MEDITAÇÕES SOBRE O EVANGELHO SEGUNDO LUCAS PARA A FAMÍLIA

Devocional
REFLEXÃO 14 "Dois filhos, dois homens rezando no Templo":
Antes de refletirmos sobre os textos, seria útil ter em mente as duas parábolas que precedem a do “Filho Perdido”. As imagens dos cordeiros extraviados e da moeda perdida nos dão uma vaga ideia da alegria sentida por um pai ao ter de volta um filho dado como morto. Também não devemos esquecer que Jesus está falando para um grupo específico de pessoas – os fariseus e os mestres da Lei, orgulhosos e autossuficientes, que o criticavam por “receber e comer” com os pecadores e excluídos, e desprezavam aqueles que consideravam não-observantes.

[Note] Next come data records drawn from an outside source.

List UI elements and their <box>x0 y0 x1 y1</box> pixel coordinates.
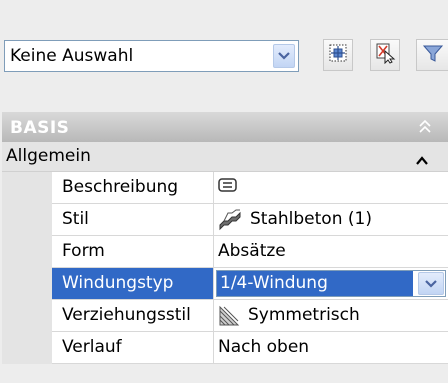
property-row-verlauf[interactable]: Verlauf Nach oben <box>2 332 448 364</box>
property-name: Form <box>52 236 214 268</box>
selection-value: Keine Auswahl <box>10 46 134 66</box>
selection-dropdown[interactable]: Keine Auswahl <box>4 40 299 72</box>
stair-style-icon <box>218 209 242 236</box>
property-grid: Beschreibung Stil Stahlbeton (1) Form Ab… <box>2 172 448 364</box>
property-name: Stil <box>52 204 214 236</box>
double-chevron-up-icon[interactable] <box>418 118 432 139</box>
property-name: Verziehungsstil <box>52 300 214 332</box>
chevron-up-icon[interactable] <box>416 150 428 170</box>
description-icon[interactable] <box>218 177 238 198</box>
section-header-basis[interactable]: BASIS <box>2 112 448 142</box>
quick-select-button[interactable] <box>323 39 353 71</box>
filter-button[interactable] <box>416 39 448 71</box>
select-objects-button[interactable] <box>370 39 400 71</box>
select-objects-icon <box>374 42 396 69</box>
dropdown-value: 1/4-Windung <box>217 271 413 296</box>
property-name: Verlauf <box>52 332 214 364</box>
category-allgemein[interactable]: Allgemein <box>2 142 448 172</box>
property-value[interactable]: Nach oben <box>214 332 448 364</box>
winder-style-icon <box>218 305 240 332</box>
property-value[interactable]: Stahlbeton (1) <box>214 204 448 236</box>
category-title: Allgemein <box>6 146 91 166</box>
windungstyp-dropdown[interactable]: 1/4-Windung <box>216 270 446 297</box>
section-title: BASIS <box>10 118 70 138</box>
quick-select-icon <box>327 42 349 69</box>
property-name: Windungstyp <box>52 268 214 300</box>
property-row-beschreibung[interactable]: Beschreibung <box>2 172 448 204</box>
property-row-verziehungsstil[interactable]: Verziehungsstil Symmetrisch <box>2 300 448 332</box>
property-value[interactable]: Absätze <box>214 236 448 268</box>
property-row-form[interactable]: Form Absätze <box>2 236 448 268</box>
property-value[interactable]: Symmetrisch <box>214 300 448 332</box>
property-row-stil[interactable]: Stil Stahlbeton (1) <box>2 204 448 236</box>
property-row-windungstyp[interactable]: Windungstyp 1/4-Windung <box>2 268 448 300</box>
chevron-down-icon[interactable] <box>273 44 295 68</box>
chevron-down-icon[interactable] <box>418 272 444 295</box>
property-value[interactable] <box>214 172 448 204</box>
property-name: Beschreibung <box>52 172 214 204</box>
property-value[interactable]: 1/4-Windung <box>214 268 448 300</box>
filter-icon <box>422 42 444 69</box>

Um homem tinha dois filhos, e ambos haviam se distanciado dele. Um deles ousara romper os laços da vida familiar, partindo para uma “região distante” e desperdiçando a herança que havia pedido ao pai. Quando a penúria chegou, ele decidiu voltar para casa, desesperado (a fome é mais forte que o orgulho), decidido a ser aceito não como filho, e sim como um “empregado”. O outro filho havia ficado em casa, obedecendo às ordens do pai e trabalhando “como um escravo” (essa é a expressão literal usada em grego!). Do ponto de vista físico, ele estava na casa do pai; emocionalmente, estava muito longe. O ápice da história revela a triste realidade da natureza humana, representada pela falta de amor verdadeiro na relação de ambos os irmãos com o pai. O mais moço, recebido como um filho, não diz nem “obrigado”. Já o mais velho sente uma mistura de raiva e ressentimento. Ele vê o irmão como um estrangeiro (“seu filho”, diz, e não “meu irmão”). A parábola não revela se ao final esse filho se reconciliou e juntou-se ao banquete. Bem acima da reação suja dos irmãos, o comportamento magnânimo e misericordioso do pai surge como um farol de esperança em meio à escuridão.
No caso dos dois homens que vão rezar no Templo, temos, em suas orações, exemplos extremos de comportamentos em relação à vida. Não raro interpretamos os fariseus de forma equivocada, ao considerá-los apenas como inimigos de Jesus, hipócritas e intolerantes. Na verdade, eles eram extremamente observantes à Lei. Tampouco entendemos a opinião negativa que as pessoas nutriam pelos cobradores de impostos, considerados pecadores públicos, colaboradores dos ocupantes romanos e “juridicamente impuros”. Is dois homens esperam ter suas atitudes justificadas, e o resultado de suas orações não é o que o leitor espera. O fariseu confia na própria retidão, e gaba-se dela. Ele não reza para pedir algo a Deus, mas despreza o coletor de impostos – que, por sua vez, confia em Deus e pede: “Tem misericórdia de mim, que sou pecador”.
Não há mais nenhum comentário sobre os textos, apenas uma pergunta simples: com qual dos personagens dessas parábolas nos identificamos? A indagação pode ser um ponto de partida para descobrir a qual distância estamos da verdadeira mensagem: o Deus anunciado por Jesus, seu Pai, é um Deus de misericórdia e perdão.